Lalu kegiatan selanjutnya kami mulai. Sekarang masuk ke sesi dongeng. Aku mengambil sebuah kursi yang tak terlalu tinggi, lalu menempatkan replika tv dari gabus dan ditaruh di atas kursi. Anak-anak duduk melantai di depan tv. Aku membuat seolah-olah mereka sedang menonton tv.

Isi acaranya adalah mendongeng. Aku menggunakan boneka jari untuk menceritakan apa saja kegiatanku di tv. Jadi, mereka tidak merasa bosan mendengarkannya. Karena aku juga membedakan suara tiap boneka jari. Kebetulan siswaku waktu itu menginginkan nama boneka jarinya bernama Minni dan Pinokio. Aku ikut suara dan keinginan kelas saja.

Aku menceritakan apa saja profesi yang tersedia di dunia pertelevisian. Mulai dari jadi presenter, host, artist, bintang iklan, magician, dubber, wardrobe, kameraman, hingga yang terakhir research analyst. Minni dan Pinokio bergantian menjelaskan semua profesi itu, dibantu dengan sebuah flash card berupa foto. Jadi inti dari metode pengajaran anak-anak itu ada tiga hal: visual, auditori, dan kinestetik. Ketiga hal itu terpenuhi dengan caraku menyampaikan informasi profesi di tv, melalui boneka jari.

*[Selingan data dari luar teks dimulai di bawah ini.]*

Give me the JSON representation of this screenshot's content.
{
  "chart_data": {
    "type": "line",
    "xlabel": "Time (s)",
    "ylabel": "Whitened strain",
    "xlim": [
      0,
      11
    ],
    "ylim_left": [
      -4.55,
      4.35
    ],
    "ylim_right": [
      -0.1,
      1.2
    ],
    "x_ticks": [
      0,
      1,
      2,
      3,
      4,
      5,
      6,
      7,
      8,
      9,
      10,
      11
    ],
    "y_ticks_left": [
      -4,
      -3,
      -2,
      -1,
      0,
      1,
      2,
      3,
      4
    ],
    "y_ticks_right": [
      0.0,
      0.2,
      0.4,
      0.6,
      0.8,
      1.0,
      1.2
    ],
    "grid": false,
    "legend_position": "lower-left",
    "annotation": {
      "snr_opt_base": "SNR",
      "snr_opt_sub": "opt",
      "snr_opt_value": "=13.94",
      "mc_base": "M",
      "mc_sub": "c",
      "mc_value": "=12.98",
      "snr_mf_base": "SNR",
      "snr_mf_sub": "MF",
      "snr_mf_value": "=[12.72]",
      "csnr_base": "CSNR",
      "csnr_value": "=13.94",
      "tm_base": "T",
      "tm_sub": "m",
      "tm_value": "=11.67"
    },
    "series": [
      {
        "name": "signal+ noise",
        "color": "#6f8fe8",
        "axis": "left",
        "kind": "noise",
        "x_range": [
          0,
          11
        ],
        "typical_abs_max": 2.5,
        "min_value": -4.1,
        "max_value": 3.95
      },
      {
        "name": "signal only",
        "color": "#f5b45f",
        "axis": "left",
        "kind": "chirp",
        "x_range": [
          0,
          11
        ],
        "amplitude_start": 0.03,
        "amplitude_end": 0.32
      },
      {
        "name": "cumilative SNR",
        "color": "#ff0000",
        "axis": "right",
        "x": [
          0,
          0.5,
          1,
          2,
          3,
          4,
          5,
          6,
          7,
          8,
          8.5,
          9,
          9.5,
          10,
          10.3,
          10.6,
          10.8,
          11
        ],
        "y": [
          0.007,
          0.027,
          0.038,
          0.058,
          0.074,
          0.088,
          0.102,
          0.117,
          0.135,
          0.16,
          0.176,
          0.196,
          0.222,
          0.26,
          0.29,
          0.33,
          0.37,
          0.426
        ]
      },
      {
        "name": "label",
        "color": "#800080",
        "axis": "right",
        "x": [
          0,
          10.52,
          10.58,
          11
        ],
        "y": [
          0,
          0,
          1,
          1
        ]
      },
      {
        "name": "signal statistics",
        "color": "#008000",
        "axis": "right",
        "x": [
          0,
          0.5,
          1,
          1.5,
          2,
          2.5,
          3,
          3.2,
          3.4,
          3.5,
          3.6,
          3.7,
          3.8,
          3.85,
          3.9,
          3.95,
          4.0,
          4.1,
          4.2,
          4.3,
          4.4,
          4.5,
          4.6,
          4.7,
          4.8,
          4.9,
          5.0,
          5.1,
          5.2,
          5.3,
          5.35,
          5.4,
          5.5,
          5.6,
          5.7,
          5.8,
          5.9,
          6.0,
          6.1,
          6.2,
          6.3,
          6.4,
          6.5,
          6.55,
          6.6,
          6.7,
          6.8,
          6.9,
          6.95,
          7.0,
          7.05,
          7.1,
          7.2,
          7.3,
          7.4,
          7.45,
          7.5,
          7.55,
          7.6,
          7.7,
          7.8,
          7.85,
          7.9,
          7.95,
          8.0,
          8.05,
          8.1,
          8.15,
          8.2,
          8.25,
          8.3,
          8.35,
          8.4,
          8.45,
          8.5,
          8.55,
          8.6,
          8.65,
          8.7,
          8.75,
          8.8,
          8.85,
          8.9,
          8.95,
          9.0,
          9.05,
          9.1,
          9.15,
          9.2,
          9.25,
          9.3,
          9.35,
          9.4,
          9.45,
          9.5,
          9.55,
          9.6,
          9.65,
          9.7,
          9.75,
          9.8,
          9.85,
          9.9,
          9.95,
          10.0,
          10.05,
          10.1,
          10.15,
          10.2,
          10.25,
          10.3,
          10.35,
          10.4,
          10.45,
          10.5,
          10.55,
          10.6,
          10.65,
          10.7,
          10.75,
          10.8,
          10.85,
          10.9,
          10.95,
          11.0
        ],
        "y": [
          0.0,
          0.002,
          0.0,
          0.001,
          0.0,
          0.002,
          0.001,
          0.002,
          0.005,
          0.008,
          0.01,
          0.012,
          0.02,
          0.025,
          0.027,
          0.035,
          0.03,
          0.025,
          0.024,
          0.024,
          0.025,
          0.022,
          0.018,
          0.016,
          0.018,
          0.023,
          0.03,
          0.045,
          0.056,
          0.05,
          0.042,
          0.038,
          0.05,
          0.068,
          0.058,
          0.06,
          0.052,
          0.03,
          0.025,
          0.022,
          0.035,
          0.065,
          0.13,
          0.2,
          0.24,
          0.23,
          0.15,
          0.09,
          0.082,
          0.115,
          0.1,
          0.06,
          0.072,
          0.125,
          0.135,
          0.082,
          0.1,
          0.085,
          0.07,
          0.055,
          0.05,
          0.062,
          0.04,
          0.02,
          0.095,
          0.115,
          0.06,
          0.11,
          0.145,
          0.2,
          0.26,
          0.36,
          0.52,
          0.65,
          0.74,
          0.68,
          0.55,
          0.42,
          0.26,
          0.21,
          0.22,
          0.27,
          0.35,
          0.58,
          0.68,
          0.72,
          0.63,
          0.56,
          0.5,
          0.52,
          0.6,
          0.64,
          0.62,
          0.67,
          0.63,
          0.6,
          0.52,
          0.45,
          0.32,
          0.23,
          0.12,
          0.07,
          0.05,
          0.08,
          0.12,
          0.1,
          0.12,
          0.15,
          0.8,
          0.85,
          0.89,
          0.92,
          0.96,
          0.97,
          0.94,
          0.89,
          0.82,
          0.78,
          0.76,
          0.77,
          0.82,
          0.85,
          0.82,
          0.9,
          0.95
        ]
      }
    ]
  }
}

Dongeng Sambil Diliput “Kameraman” Cilik

Untuk memeriahkan suasana, satu orang anak yang hiperaktif, aku minta menjadi pengawas kelas. Karena ia selalu ribut dan nyeletuk tanpa bisa distop. Tugasnya adalah mengawasi, jika ada anggota kelas yang ribut, harus diminta diam. Tugasnya adalah tugas mulia. Padahal sejatinya, aku sedang mengerem keributan si anak tadi. Siswa yang dianggap bandel, kalau diberi tanggung jawab, mereka juga bisa bertanggung jawab kok. Ini trik agar Anda tidak kewalahan mengatasi siswa yang jadi biang keramaian kelas. Anda tak harus jadikan dia “musuh”. Tapi baca potensinya, jadikan ia partner dalam kelas. Di sini Anda dipaksa belajar untuk mengubah sesuatu yang potensial negatif, menjadi kekuatan positif. Aku betul-betul belajar banyak hikmah dari #KelasInspirasi.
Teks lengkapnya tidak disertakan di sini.